Il avait tout fait jusqu'ici pour éviter le sujet épineux de l'immigration. Mais ces derniers jours, Joe Biden se retrouve confronté à une crise humanitaire à la frontière avec le Mexique. Quelque 15 000 migrants, pour la plupart des Haïtiens, se sont rassemblés à Del Rio, au Texas, et campent sous un pont dans des conditions sordides, en attendant de pouvoir, espèrent-ils, entrer aux Etats Unis.

LIRE AUSSI : IVG, armes, droit de vote : les dures lois duFar West texan

La crise a pris une dimension nationale après la circulation de vidéos montrant des agents de la police des frontières à cheval en train de charger des hommes et des femmes pour les repousser de l'autre côté du Rio Grande avec des longes qu'ils donnent l'impression d'utiliser comme des fouets.

La situation à Del Rio a déclenché un déluge de critiques. A droite, le gouverneur du Texas Greg Abbott (Parti républicain) a dénoncé le "chaos total". "Ce que le monde voit aujourd'hui, c'est la politique de frontières ouvertes mises en place par l'administration Biden. Ça attire des gens de la planète entière". Les démocrates, eux, ont condamné le traitement violent de ces immigrants. "On ne peut pas continuer les politiques xénophobes et haineuses de Trump qui méprisent nos lois sur les réfugiés," a déclaré Chuck Schumer, le leader des démocrates au Sénat.

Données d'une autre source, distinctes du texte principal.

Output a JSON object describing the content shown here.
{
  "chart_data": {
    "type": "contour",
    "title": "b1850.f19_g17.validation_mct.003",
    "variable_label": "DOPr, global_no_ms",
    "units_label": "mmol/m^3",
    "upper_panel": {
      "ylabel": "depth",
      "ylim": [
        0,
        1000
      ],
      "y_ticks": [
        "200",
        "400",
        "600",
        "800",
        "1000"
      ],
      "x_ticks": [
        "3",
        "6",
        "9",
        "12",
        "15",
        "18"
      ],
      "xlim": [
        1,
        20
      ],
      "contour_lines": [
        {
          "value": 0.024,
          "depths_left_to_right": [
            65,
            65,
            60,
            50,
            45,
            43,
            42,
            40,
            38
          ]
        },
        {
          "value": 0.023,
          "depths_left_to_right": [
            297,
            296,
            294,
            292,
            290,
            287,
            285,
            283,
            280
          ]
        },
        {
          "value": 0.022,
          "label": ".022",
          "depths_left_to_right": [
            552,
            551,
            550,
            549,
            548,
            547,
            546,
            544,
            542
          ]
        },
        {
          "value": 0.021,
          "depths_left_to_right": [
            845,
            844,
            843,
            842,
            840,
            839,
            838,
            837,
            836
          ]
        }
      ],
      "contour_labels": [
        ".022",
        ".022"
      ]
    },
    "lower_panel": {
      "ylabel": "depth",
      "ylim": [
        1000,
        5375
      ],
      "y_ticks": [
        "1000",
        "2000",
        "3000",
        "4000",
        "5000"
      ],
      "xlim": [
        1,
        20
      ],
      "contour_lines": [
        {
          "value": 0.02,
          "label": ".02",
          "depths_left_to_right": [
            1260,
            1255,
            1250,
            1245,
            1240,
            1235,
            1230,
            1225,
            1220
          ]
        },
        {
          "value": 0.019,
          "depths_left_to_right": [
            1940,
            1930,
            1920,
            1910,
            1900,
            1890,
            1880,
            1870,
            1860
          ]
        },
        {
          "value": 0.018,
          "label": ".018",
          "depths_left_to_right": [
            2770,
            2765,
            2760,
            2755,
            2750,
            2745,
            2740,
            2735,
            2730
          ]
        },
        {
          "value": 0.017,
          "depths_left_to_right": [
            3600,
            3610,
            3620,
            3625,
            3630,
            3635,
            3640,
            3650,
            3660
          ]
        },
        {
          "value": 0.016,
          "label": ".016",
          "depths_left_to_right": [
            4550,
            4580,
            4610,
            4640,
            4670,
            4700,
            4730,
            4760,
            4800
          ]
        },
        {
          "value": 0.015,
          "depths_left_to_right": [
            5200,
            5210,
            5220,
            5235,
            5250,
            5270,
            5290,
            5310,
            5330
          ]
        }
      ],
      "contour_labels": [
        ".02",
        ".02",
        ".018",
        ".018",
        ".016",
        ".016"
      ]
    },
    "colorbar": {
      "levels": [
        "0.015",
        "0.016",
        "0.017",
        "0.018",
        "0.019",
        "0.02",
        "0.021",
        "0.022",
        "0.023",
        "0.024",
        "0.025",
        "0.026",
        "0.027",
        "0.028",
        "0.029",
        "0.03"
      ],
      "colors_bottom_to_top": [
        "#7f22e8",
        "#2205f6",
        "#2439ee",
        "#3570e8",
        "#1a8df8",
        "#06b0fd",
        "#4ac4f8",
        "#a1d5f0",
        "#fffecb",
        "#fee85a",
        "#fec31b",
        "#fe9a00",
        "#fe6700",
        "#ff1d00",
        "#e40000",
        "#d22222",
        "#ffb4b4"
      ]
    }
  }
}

Même la Maison-Blanche a pris ses distances. "Les êtres humains ne devraient jamais être traités ainsi," a affirmé la vice-présidente, Kamala Harris, qui a qualifié les images d"horribles."

Pour Joe Biden, cette affaire tombe très mal. Il est engagé dans des négociations dures et complexes pour faire voter plusieurs de ses réformes sur la modernisation des infrastructures et un programme social. Et il sait bien qu'il n'a guère d'options en termes d'immigration. Depuis des années, le Congrès est incapable de s'accorder sur une réforme.

LIRE AUSSI : Avec la loi anti-avortement au Texas, le risque d'un "chaos inconstitutionnel"

La crise couve depuis des mois. Après des années de politique anti-immigration menée par Donald Trump, les migrants, parmi lesquels des dizaines de milliers d'enfants non accompagnés, affluent à la frontière avec le Mexique, en espérant sans doute qu'un président démocrate sera plus accueillant. Leur nombre a atteint en juillet 213 534 individus, le plus haut niveau en vingt ans. Plus de 1,5 million de migrants ont essayé d'entrer aux Etats Unis cette année, soit cinq fois le nombre de 2017. Résultat, la police est débordée, manque de sites pour les loger et autorise de plus en plus de familles à rentrer aux Etats-Unis pour rejoindre leurs proches.

Des charters d'expulsés pour Port-au-Prince

Lors de sa campagne en 2020, Joe Biden avait promis des réformes qui permettraient de mener une politique plus humaine que celle de son prédécesseur, lequel avait séparé parents et enfants. Il a au départ assoupli certaines mesures imposées par Donald Trump et réduit notamment les expulsions. Mais il a suscité un tollé dans son propre camp lorsqu'il a refusé d'augmenter immédiatement le quota de réfugiés tombé à 15 000, un niveau historiquement bas imposé par son prédécesseur.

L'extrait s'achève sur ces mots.